Wednesday, December 24, 2008

Library New Year's Resolutions.

I was just reading a story about how librarians in Louisiana have been banned from accepting cookies and cakes from their library patrons. Because public libraries are government agencies, librarians are often barred from accepting gifts, unless that gift can be shared with everyone. So we accept chocolates, but we have to leave them out in the open for everyone to enjoy (but not out in the open in front of the patrons, that would be just stupid).

Some patrons understand how their holiday gift could be viewed by the public or the press ("Corrupt Librarians Trade Favors for Ding-Dongs"), so they've learned to play along. When the thankful delivers a huge box of Godiva chocolates, I accept the box, then hand back an egg salad sandwich while proclaiming loud-enough-for-all-to-hear: "No, I cannot accept this egg salad sandwich at Christmas as a thank-you for all of my hard work." Or I pocket the $20 and hand back $1 while modifying the announcement, "I could never accept a dollar as a gift. Nope, never a single dollar. Cough. Cough."

All year long, we work hard for our customers. We get them to the right websites and show them where to apply for state aid or unemployment or even employment. We help them print their airline boarding passes. We listen to their complaints. We do hours of work that could cost them hundreds of dollars in the private sector and we charge nothing. We clean up their messes after they fuck around with everything.

So I don't understand why I can't have a treat once in a while. I have to take their shit, but I can't take their cookies. Why can't I ever say, "I'm sorry, sir, but as a government employee, I can't take your shit. It could be seen as a conflict of interest"? That would be great. "Unless you've brought enough shit for everyone. Did you want to give some shit to all these other people? Especially that big guy over there. Sir, this man would like to give you some shit."
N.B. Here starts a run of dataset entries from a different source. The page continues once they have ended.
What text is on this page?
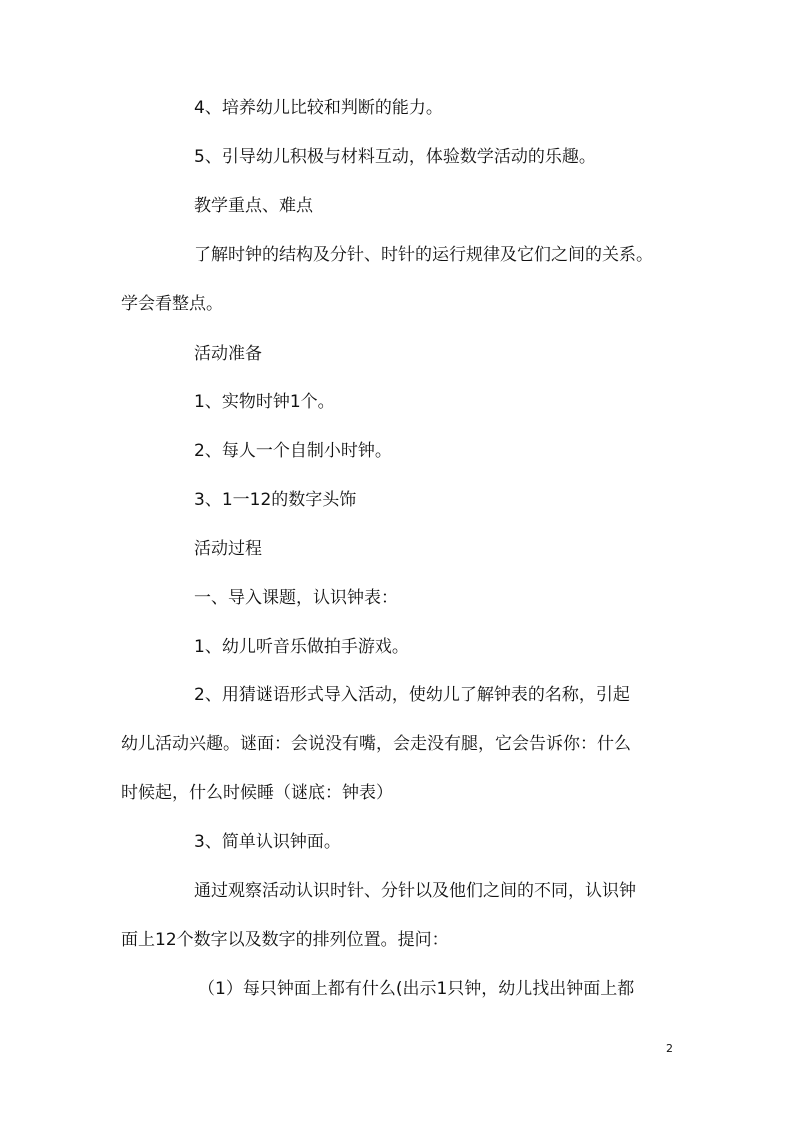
4、培养幼儿比较和判断的能力。
5、引导幼儿积极与材料互动，体验数学活动的乐趣。
教学重点、难点
了解时钟的结构及分针、时针的运行规律及它们之间的关系。
学会看整点。
活动准备
1、实物时钟1个。
2、每人一个自制小时钟。
3、1一12的数字头饰
活动过程
一、导入课题，认识钟表：
1、幼儿听音乐做拍手游戏。
2、用猜谜语形式导入活动，使幼儿了解钟表的名称，引起
幼儿活动兴趣。谜面：会说没有嘴，会走没有腿，它会告诉你：什么
时候起，什么时候睡（谜底：钟表）
3、简单认识钟面。
通过观察活动认识时针、分针以及他们之间的不同，认识钟
面上12个数字以及数字的排列位置。提问：
（1）每只钟面上都有什么(出示1只钟，幼儿找出钟面上都
2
So at least once a year, I try to remember how grateful I am to have a job that pays me pretty good money and keeps me out of jail. And Christmas is as good a time as any to remember and be thankful. Because I'm a Lorax and this is when we worship trees.

So at this moment of weakness, here are my New Year's Resolutions for 2009:

  1. I will try to not be mad when upstart blogs get thousands of readers only two months after they start posting; yes, I mean, Fuck You, Fuck You, Penguin, you NKOTB, hilarious motherfucker. Yes, I'm mad now, but I'll try to not be after the First. But for now, suck a fat one.

  2. I will continue to be more appreciative of all the hard work and effort others make in the world. I know that everyone has a job, and that job might suck, so I try to remember that when I interact with other people at their jobs. Most people try really hard to get things right, and I want them to know that it's working. So I smile back and say, Thank You, so they can think that maybe, just maybe, they kept that crazy man from murdering people: "I think I stopped this crazy guy from killing someone, like maybe a whole school bus filled with children, like a children's choir, who would spend their last moments singing, 'Oh, Holy Night' as he drove them off a bridge. Yeah, I think I kept that from happening."

  3. I will lose weight. Yeah, I know I've been letting myself go and you don't want to sleep with me anymore. But I'm still a man, damn it, and I have needs. So I'll lose the gut and do some push-ups. But you'll have to lose those panties once in a while. (Oh, wait, where am I writing this?)
Is three resolutions enough? Yeah. Otherwise, I'm perfect.